At present, the NCSC has 58 staff with sanction in place for growth to 75 staff this year. All of those additional staff have been called from panels we established in the past few months, and subject to security clearance and processes within the Public Appointments Service, will be with us over the summer.

The next few months will be very significant for the NCSC. In the coming weeks the draft legislation to transpose NIS2 will be brought to Government for decision. These heads of Bill will include a series of measures to enhance the ability of the NCSC to detect and properly respond to incidents, as well as a formal assignment of roles. The work to transpose NIS2 is very much under way, however, including a very substantial set of information technology, IT, projects to support the increased number of subject entities, that is, entities subject to the directive. Part of this work involves supporting the new NCAs and the NCSC has established and chairs an NCA forum to that end. The National Cyber Security Centre is also developing a new national cybersecurity framework based on experience in implementing the first iteration of the network and information security directive, NIS1, and premised on recent developments in international best practice. This will be a set of binding security measures that entities must take to secure their organisations from security threats.

Work is also under way to develop a national cybersecurity certification process and to transpose the relevant EU legislation in this case. The first national scheme will convert the previously mentioned cybersecurity framework into a certification scheme which can be used by organisations of all kinds to demonstrate compliance with NIS2, and to assure their customers of their cybersecurity.

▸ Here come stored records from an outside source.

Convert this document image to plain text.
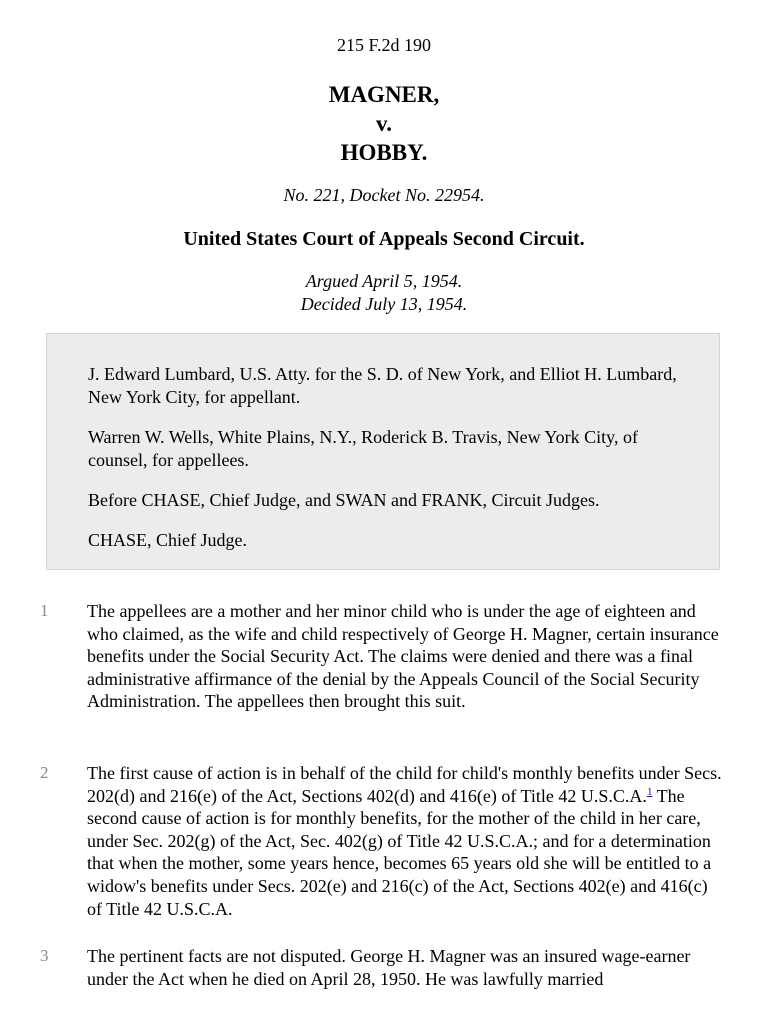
215 F.2d 190
MAGNER,
v.
HOBBY.
No. 221, Docket No. 22954.
United States Court of Appeals Second Circuit.
Argued April 5, 1954.
Decided July 13, 1954.

J. Edward Lumbard, U.S. Atty. for the S. D. of New York, and Elliot H. Lumbard, New York City, for appellant.

Warren W. Wells, White Plains, N.Y., Roderick B. Travis, New York City, of counsel, for appellees.

Before CHASE, Chief Judge, and SWAN and FRANK, Circuit Judges.

CHASE, Chief Judge.

1	The appellees are a mother and her minor child who is under the age of eighteen and who claimed, as the wife and child respectively of George H. Magner, certain insurance benefits under the Social Security Act. The claims were denied and there was a final administrative affirmance of the denial by the Appeals Council of the Social Security Administration. The appellees then brought this suit.

2	The first cause of action is in behalf of the child for child's monthly benefits under Secs. 202(d) and 216(e) of the Act, Sections 402(d) and 416(e) of Title 42 U.S.C.A.$^1$ The second cause of action is for monthly benefits, for the mother of the child in her care, under Sec. 202(g) of the Act, Sec. 402(g) of Title 42 U.S.C.A.; and for a determination that when the mother, some years hence, becomes 65 years old she will be entitled to a widow's benefits under Secs. 202(e) and 216(c) of the Act, Sections 402(e) and 416(c) of Title 42 U.S.C.A.

3	The pertinent facts are not disputed. George H. Magner was an insured wage-earner under the Act when he died on April 28, 1950. He was lawfully married
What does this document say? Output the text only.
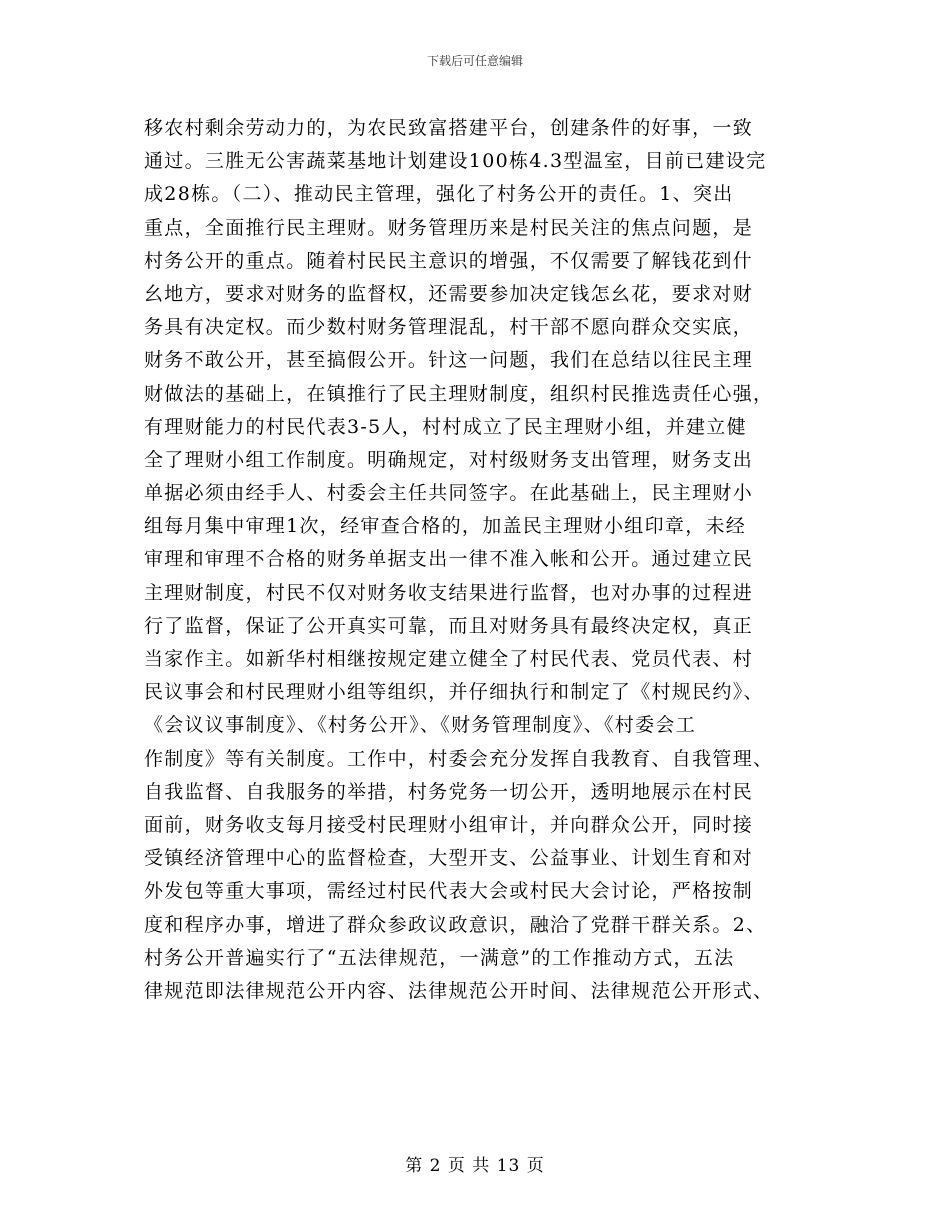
下载后可任意编辑
移农村剩余劳动力的，为农民致富搭建平台，创建条件的好事，一致
通过。三胜无公害蔬菜基地计划建设100栋4.3型温室，目前已建设完
成28栋。（二）、推动民主管理，强化了村务公开的责任。1、突出
重点，全面推行民主理财。财务管理历来是村民关注的焦点问题，是
村务公开的重点。随着村民民主意识的增强，不仅需要了解钱花到什
幺地方，要求对财务的监督权，还需要参加决定钱怎幺花，要求对财
务具有决定权。而少数村财务管理混乱，村干部不愿向群众交实底，
财务不敢公开，甚至搞假公开。针这一问题，我们在总结以往民主理
财做法的基础上，在镇推行了民主理财制度，组织村民推选责任心强，
有理财能力的村民代表3-5人，村村成立了民主理财小组，并建立健
全了理财小组工作制度。明确规定，对村级财务支出管理，财务支出
单据必须由经手人、村委会主任共同签字。在此基础上，民主理财小
组每月集中审理1次，经审查合格的，加盖民主理财小组印章，未经
审理和审理不合格的财务单据支出一律不准入帐和公开。通过建立民
主理财制度，村民不仅对财务收支结果进行监督，也对办事的过程进
行了监督，保证了公开真实可靠，而且对财务具有最终决定权，真正
当家作主。如新华村相继按规定建立健全了村民代表、党员代表、村
民议事会和村民理财小组等组织，并仔细执行和制定了《村规民约》、
《会议议事制度》、《村务公开》、《财务管理制度》、《村委会工
作制度》等有关制度。工作中，村委会充分发挥自我教育、自我管理、
自我监督、自我服务的举措，村务党务一切公开，透明地展示在村民
面前，财务收支每月接受村民理财小组审计，并向群众公开，同时接
受镇经济管理中心的监督检查，大型开支、公益事业、计划生育和对
外发包等重大事项，需经过村民代表大会或村民大会讨论，严格按制
度和程序办事，增进了群众参政议政意识，融洽了党群干群关系。2、
村务公开普遍实行了“五法律规范，一满意”的工作推动方式，五法
律规范即法律规范公开内容、法律规范公开时间、法律规范公开形式、
第 2 页 共 13 页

The NCSC is also home to the national coordination centre, NCC, for the wider cybersecurity sector in the State. This is a formal designation under the European cyber competence centre regulation. This unit is focussed on enhancing Ireland's national cybersecurity capacity and will be hosting a meeting of the European network in late June, alongside our national conference. The organisation is also in the process of moving into new premises and has a significant number of IT projects in train to support and enable that.

In addition to NIS2, we also have two further European cyber Bills that have recently received political agreement in Brussels and that will likely be published in the Official Journal of the European Union, OJEU, later this year: the Cyber Resilience Act and the Cyber Solidarity Act. The first of these will be very significant and, because of the main establishment basis of the regulation, will also have additional responsibilities and challenges for Ireland as opposed to every other member state.

Lastly and obviously, the NCSC has at all times sought to retain the capability to fulfil its primary mission which is to respond to cyber security incidents of all kinds in the State. If recent experience is anything to go by, this is unlikely to be straightforward.